2000年
中国中外文化交流中心の文化紹介DVD。紅楼夢や三国志など中央電視台ドラマのソフト販売でお馴染みコニービジョンさんからジャケットを日本仕様にして発売されており、アラビア語・ポルトガル語・イタリア語・ロシア語・フランス語など言語も多彩。ディスク自体もNTSC・PAL両方に対応しており、珍しく表裏両面が読み込み画面になっています。最初、レーベル印刷がなくてびっくりしました(笑)。
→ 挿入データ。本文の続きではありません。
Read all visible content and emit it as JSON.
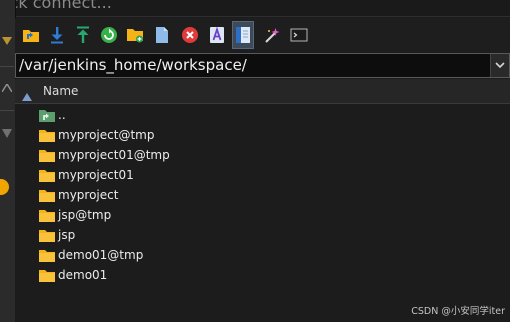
{
  "quick_connect": {
    "placeholder": "uick connect..."
  },
  "toolbar": {
    "buttons": [
      {
        "icon": "parent-folder-icon"
      },
      {
        "icon": "download-icon"
      },
      {
        "icon": "upload-icon"
      },
      {
        "icon": "refresh-icon"
      },
      {
        "icon": "new-folder-icon"
      },
      {
        "icon": "new-file-icon"
      },
      {
        "icon": "delete-icon"
      },
      {
        "icon": "rename-icon"
      },
      {
        "icon": "properties-icon"
      },
      {
        "icon": "magic-wand-icon"
      },
      {
        "icon": "terminal-icon"
      }
    ]
  },
  "path": {
    "value": "/var/jenkins_home/workspace/"
  },
  "list": {
    "columns": [
      {
        "label": "Name"
      }
    ],
    "items": [
      {
        "name": "..",
        "type": "parent"
      },
      {
        "name": "myproject@tmp",
        "type": "folder"
      },
      {
        "name": "myproject01@tmp",
        "type": "folder"
      },
      {
        "name": "myproject01",
        "type": "folder"
      },
      {
        "name": "myproject",
        "type": "folder"
      },
      {
        "name": "jsp@tmp",
        "type": "folder"
      },
      {
        "name": "jsp",
        "type": "folder"
      },
      {
        "name": "demo01@tmp",
        "type": "folder"
      },
      {
        "name": "demo01",
        "type": "folder"
      }
    ]
  },
  "watermark": {
    "text": "CSDN @小安同学iter"
  },
  "colors": {
    "folder": "#f5b316",
    "accent": "#3d4a5a"
  }
}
原題は「中国戯曲芸術大観」で、その名の通り対外向けに中国戯曲の概要や歴史を40分で紹介しています。個人的には越劇や黄梅戯が詳しく紹介されているし、いろいろな劇種がいっぺんに見られて大満足。パッケージには京劇と川劇としかなかったので最初テンション低めでしたが、冒頭3分で黄梅戯の新版紅楼夢が出てきたのでご満悦でした。それに私の一番好きな黄梅戯女優・呉亜玲さんの「天河配」がBGMとして長く使われており、ファンとしては大感激(涙)。
内容は中国戯曲の歴史から始まり、その特徴、京劇の発展、衣装や行当について、300種を超える地方劇の概要とその中からピックアップしての詳しい紹介。中国戯曲は唐代にその原型をもち、宋代の市民階級の振興によって普及し、元・明・清の興隆を経ているとか。今でも王実甫「西廂記」や湯顕祖「牡丹亭」などが伝わっているそう。特徴としては、1・現実中心主義かつ現世利益的、2・小道具や背景よりも役者の演技によって時間・場所を表現、3・そして何より
歌舞や武技を伴うこと!そのためオペラとも言い切れない、中国独自の芸術であることが強調されています。
地方劇にも以外に詳しく、名前が出てくるだけでも20種以上。少数民族のチベット族やチワン族の演劇にも触れており、中でも浙江省の越劇・四川省の川劇・河南省の評劇・トリは新興、安徽省の黄梅戯について。越劇では銭恵麗や単仰萍が主演の「梁山泊与祝英台」「舞台姐妹」、黄梅戯は2000年梅花賞だった気がする韓再芬主演「徽州女人」(※)が紹介されています。特に越劇の楊小青演出「西廂記」は、900年続く中国戯曲に音響照明など現代舞台芸術を導入したことが高く評価されていました。茅威涛もいっぱい使われていて、さすがの小百花団長。「徽州女人」はその起伏のないストーリーと伝統歌舞の特徴を排した現代的な踊りがいいみたい。
分量的にはさすがに京劇が一番多く、カツラや衣装の種類、行当のメイクなど詳しく見られて良かった。練習風景の映像があるので、洋服での練習姿やスーツ姿の楽団を見るとすごい違和感(笑)。よく春節晩会でもあったけど、子ども京劇祭みたいなのがあるらしい。役者さんは生涯一劇種のみ学べるそうでそうで・・・。北京唯一の地方劇というのが紹介されていて、見てみたいです。明代を基調とする衣装の戯曲が多いのに比べ、辮髪に胡服・北京語の唄にあっさりメイクが珍しかったです。ただ字幕がないので、母語でも専門用語や中国語からそのままの単語を言われると何だかわからない(涙)。さすがの完成度ですが、戯曲晩会などからひっぱってあるらしく、全部映像ソフトもっているものばかりだったのでそこだけ残念です。
※黄
梅戯「徽州女人」は安徽省を舞台にした、20世紀初頭の中国で頻発したという結婚問題についてです。これすごく面白いと思うんですが、日本ではダイジェスト版しかソフトを見たことがない・・。20世紀初頭に多く起ったという、自由意志で結婚した男性とその妻と正妻と、3者の葛藤を描いています。確か魯迅もそうだったんだった。怖いのは、舞台のラストで婚家を出て行かざるをえなくなった正妻が笑顔なんですよ。怒って出て行くより空恐ろしいような。黄梅戯は越劇と違いほとんど男女共演ですが、このへんちょっと越劇にも通じる気がします。右下の写真はこの演目じゃないけどとりあえず韓再芬。ちなみに左下は黄梅戯の新版紅楼夢、馬蘭(宝玉)・呉亜玲(黛玉)主演。これもお勧め!